Spanjer moved to disqualify the entire PCPAO from prosecuting him. He argued that

disqualification was necessary to avoid the appearance of unfairness. In addition, Spanjer argued

that under RPC 3.7(b), office-wide disqualification was necessary because Plunkett likely would

be a witness at trial. At the hearing on the motion, Spanjer argued that Plunkett’s role in the

office would make it “difficult for any DPA in the [PCPAO] to exercise independent judgment.”
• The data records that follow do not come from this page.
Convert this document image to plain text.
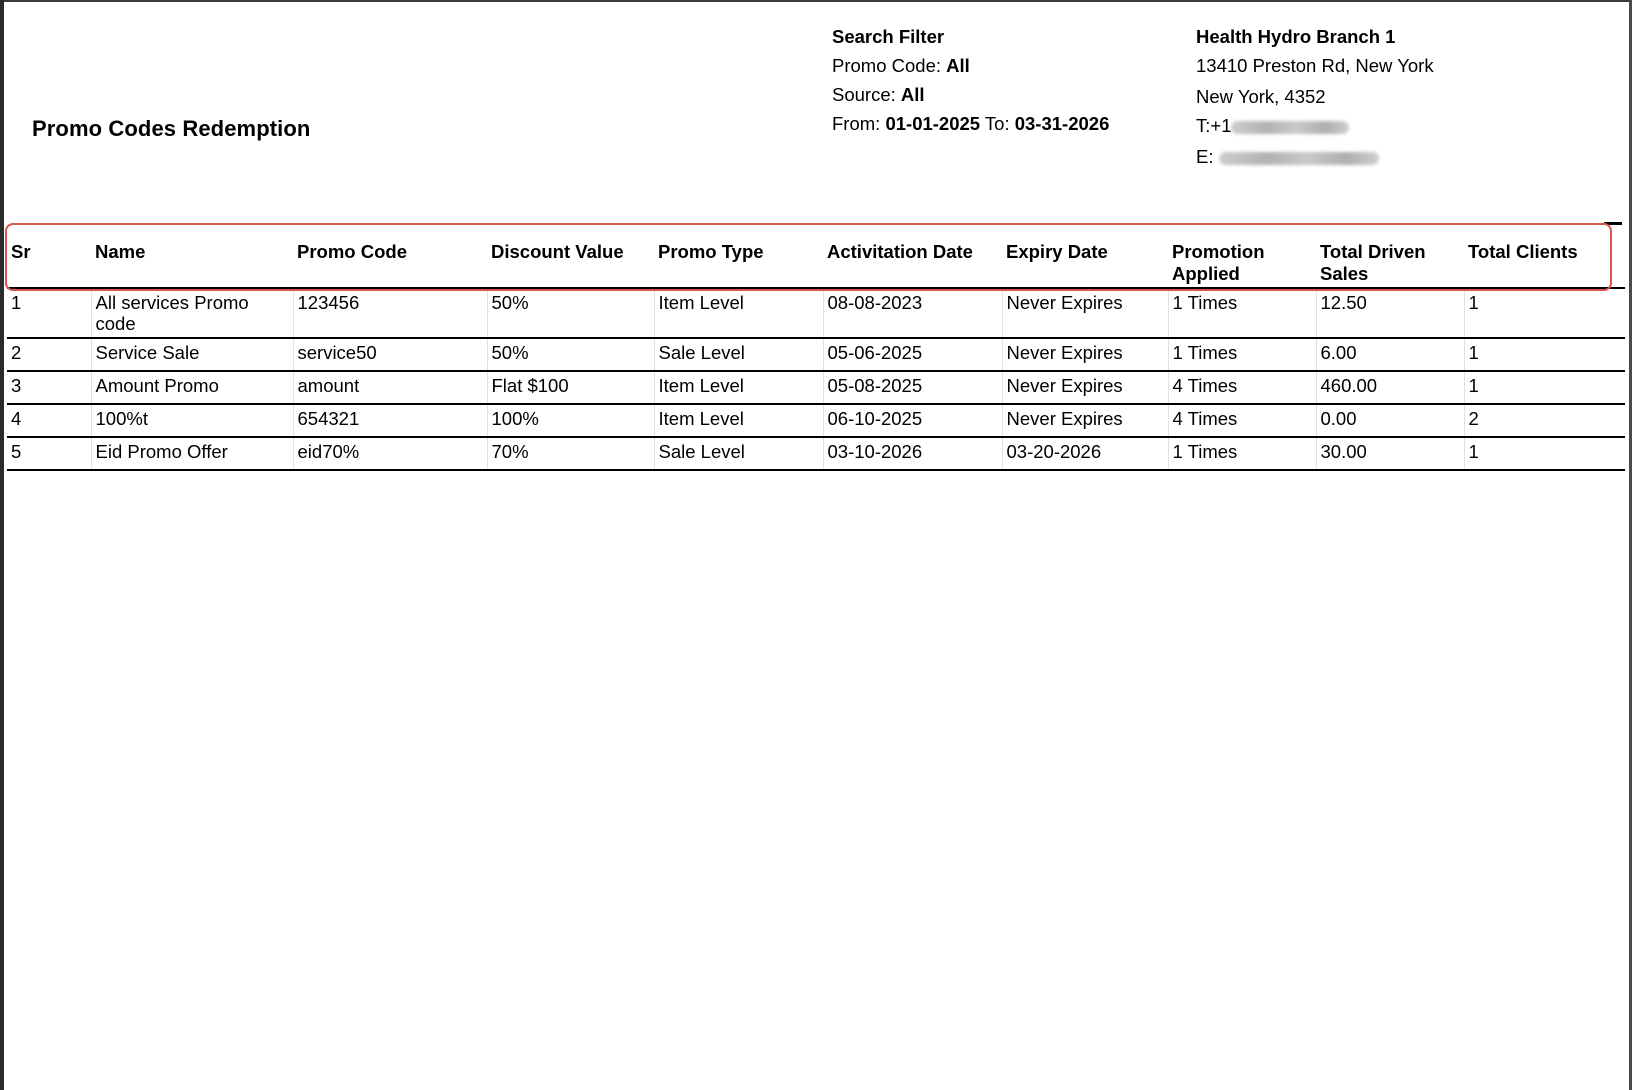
Promo Codes Redemption
Search Filter
Promo Code: All
Source: All
From: 01-01-2025 To: 03-31-2026
Health Hydro Branch 1
13410 Preston Rd, New York
New York, 4352
T:+1
E:
Sr	Name	Promo Code	Discount Value	Promo Type	Activitation Date	Expiry Date	Promotion Applied	Total Driven Sales	Total Clients
1	All services Promo code	123456	50%	Item Level	08-08-2023	Never Expires	1 Times	12.50	1
2	Service Sale	service50	50%	Sale Level	05-06-2025	Never Expires	1 Times	6.00	1
3	Amount Promo	amount	Flat $100	Item Level	05-08-2025	Never Expires	4 Times	460.00	1
4	100%t	654321	100%	Item Level	06-10-2025	Never Expires	4 Times	0.00	2
5	Eid Promo Offer	eid70%	70%	Sale Level	03-10-2026	03-20-2026	1 Times	30.00	1
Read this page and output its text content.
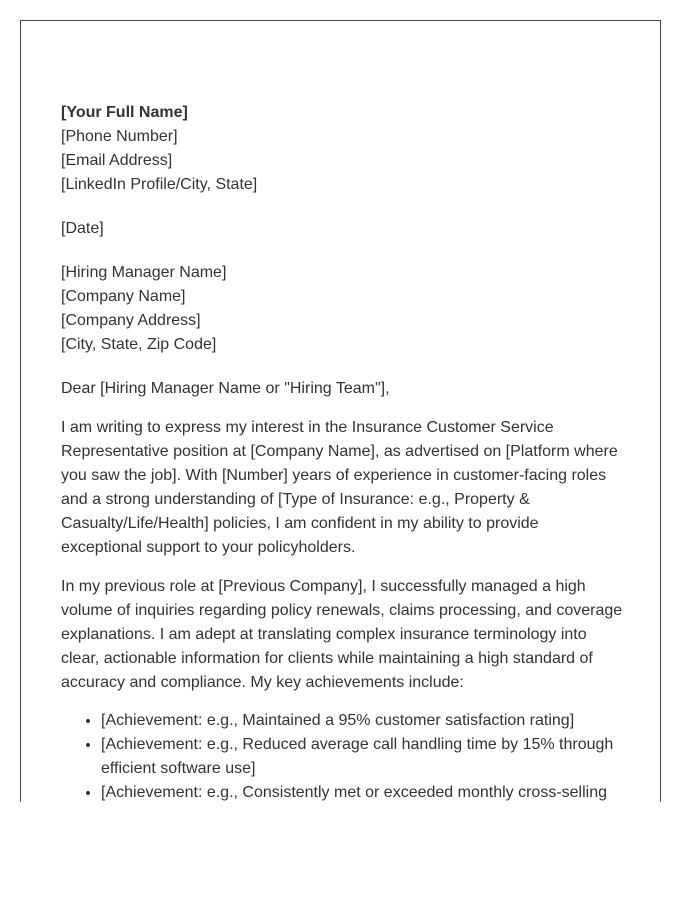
[Your Full Name]
[Phone Number]
[Email Address]
[LinkedIn Profile/City, State]
[Date]
[Hiring Manager Name]
[Company Name]
[Company Address]
[City, State, Zip Code]

Dear [Hiring Manager Name or "Hiring Team"],

I am writing to express my interest in the Insurance Customer Service Representative position at [Company Name], as advertised on [Platform where you saw the job]. With [Number] years of experience in customer-facing roles and a strong understanding of [Type of Insurance: e.g., Property & Casualty/Life/Health] policies, I am confident in my ability to provide exceptional support to your policyholders.

In my previous role at [Previous Company], I successfully managed a high volume of inquiries regarding policy renewals, claims processing, and coverage explanations. I am adept at translating complex insurance terminology into clear, actionable information for clients while maintaining a high standard of accuracy and compliance. My key achievements include:

• [Achievement: e.g., Maintained a 95% customer satisfaction rating]
• [Achievement: e.g., Reduced average call handling time by 15% through efficient software use]
• [Achievement: e.g., Consistently met or exceeded monthly cross-selling
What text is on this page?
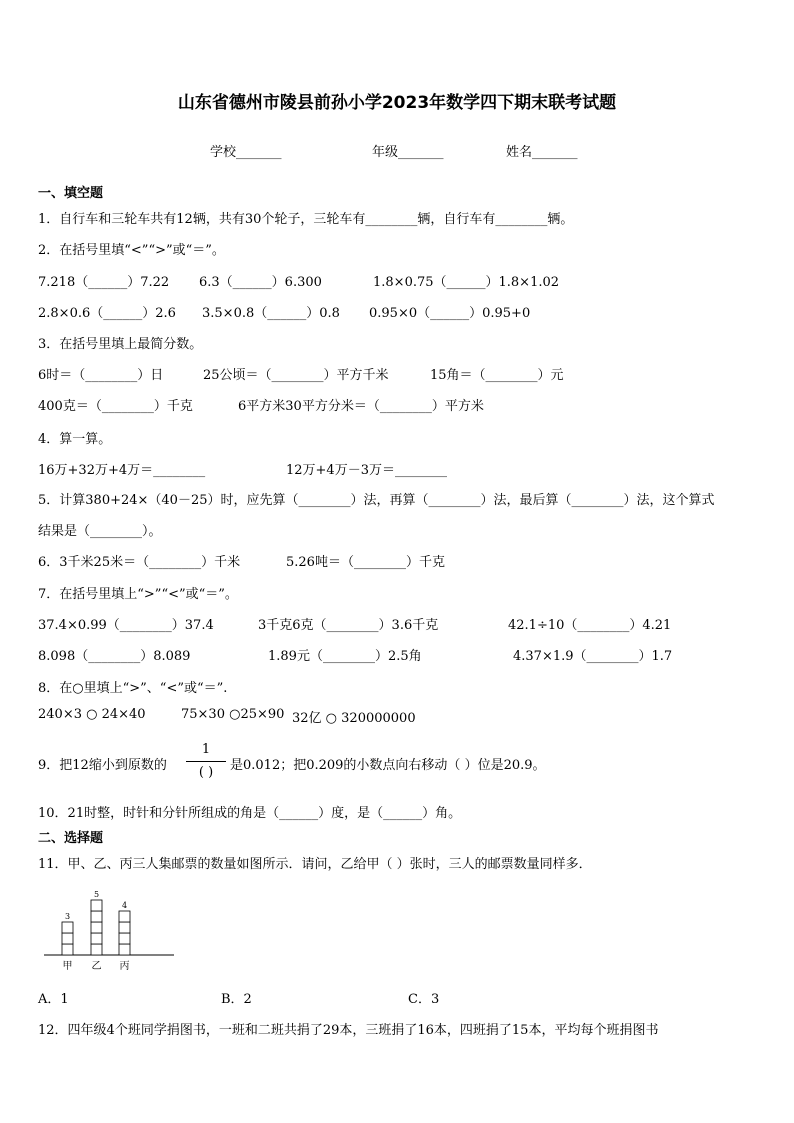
山东省德州市陵县前孙小学2023年数学四下期末联考试题
学校_______	年级_______	姓名_______
一、填空题
1．自行车和三轮车共有12辆，共有30个轮子，三轮车有________辆，自行车有________辆。
2．在括号里填“<”“>”或“＝”。
7.218（______）7.22 6.3（______）6.300	1.8×0.75（______）1.8×1.02
2.8×0.6（______）2.6 3.5×0.8（______）0.8 0.95×0（______）0.95+0
3．在括号里填上最简分数。
6时＝（________）日	25公顷＝（________）平方千米	15角＝（________）元
400克＝（________）千克	6平方米30平方分米＝（________）平方米
4．算一算。
16万+32万+4万＝________	12万+4万－3万＝________
5．计算380+24×（40－25）时，应先算（________）法，再算（________）法，最后算（________）法，这个算式
结果是（________）。
6．3千米25米＝（________）千米	5.26吨＝（________）千克
7．在括号里填上“>”“<”或“＝”。
37.4×0.99（________）37.4	3千克6克（________）3.6千克	42.1÷10（________）4.21
8.098（________）8.089	1.89元（________）2.5角	4.37×1.9（________）1.7
8．在○里填上“>”、“<”或“＝”.
240×3 ○ 24×40	75×30 ○25×90 32亿 ○ 320000000
9．把12缩小到原数的
1
( )	是0.012；把0.209的小数点向右移动（ ）位是20.9。
10．21时整，时针和分针所组成的角是（______）度，是（______）角。
二、选择题
11．甲、乙、丙三人集邮票的数量如图所示．请问，乙给甲（ ）张时，三人的邮票数量同样多．
3
甲
5
乙
4
丙
A．1	B．2	C．3
12．四年级4个班同学捐图书，一班和二班共捐了29本，三班捐了16本，四班捐了15本，平均每个班捐图书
Clerk’s Papers (CP) at 54.

The trial court granted Spanjer’s motion to disqualify the entire PCPAO. In its oral

ruling, the court stated, “[T]he appearance of fairness comes into play in whether or not this

3 No. 61021-3-II

defendant is going to be treated differently in terms of the Prosecutor’s Office analysis, in

whether or not an offer will be made, what type of offer will be made.” CP at 62. In its written

ruling, the court stated that “[Plunkett’s] colleagues likely have a vested interest in his

wellbeing.” CP at 74. The court continued, “The pressure of having a colleague as the victim,

could affect the State’s ability to handle this case, affect the State’s ability to make an appropriate

plea offer, and affect the State’s ability to treat Mr. Spanjer as those similarly situated who are

facing the same charges.” CP at 74.

The State moved for discretionary review of the trial court’s oral ruling. While the

motion for discretionary review was pending, this court stayed enforcement of the trial court’s

disqualification order. A commissioner of this court granted the State’s motion for discretionary

review.

After this case was set for oral argument, Spanjer and the PCPAO reached a mutually

agreeable plea bargain. This court granted the parties’ motion under RAP 7.2(e) seeking

permission to allow the trial court to formally consider the plea and impose sentence. Spanjer

subsequently withdrew his objection to the PCPAO handling his case and pleaded guilty.

ANALYSIS

A. MOOTNESS

Spanjer argues that his guilty plea renders this appeal moot. The State does not dispute

that the issue is moot but argues that we should review this case because it presents an issue of

continuing and substantial public interest. We conclude that because Spanjer has entered a guilty

plea, we no longer can provide effective relief. But we will reach the merits under the continuing

and substantial public interest exception to the mootness doctrine.

4 No. 61021-3-II

An issue is moot if we can no longer provide effective relief. In re Pers. Restraint of

Blaylock, 30 Wn. App. 2d 569, 577, 546 P.3d 86 (2024). However, we may reach the merits of a

moot issue if it implicates a matter of continuing and substantial public interest. Id. Whether a

case involves a substantial public interest depends on whether (1) the issue is of a private or

public nature, (2) an authoritative determination is desirable to provide future guidance to public

officers, and (3) the issue is likely to recur. State v.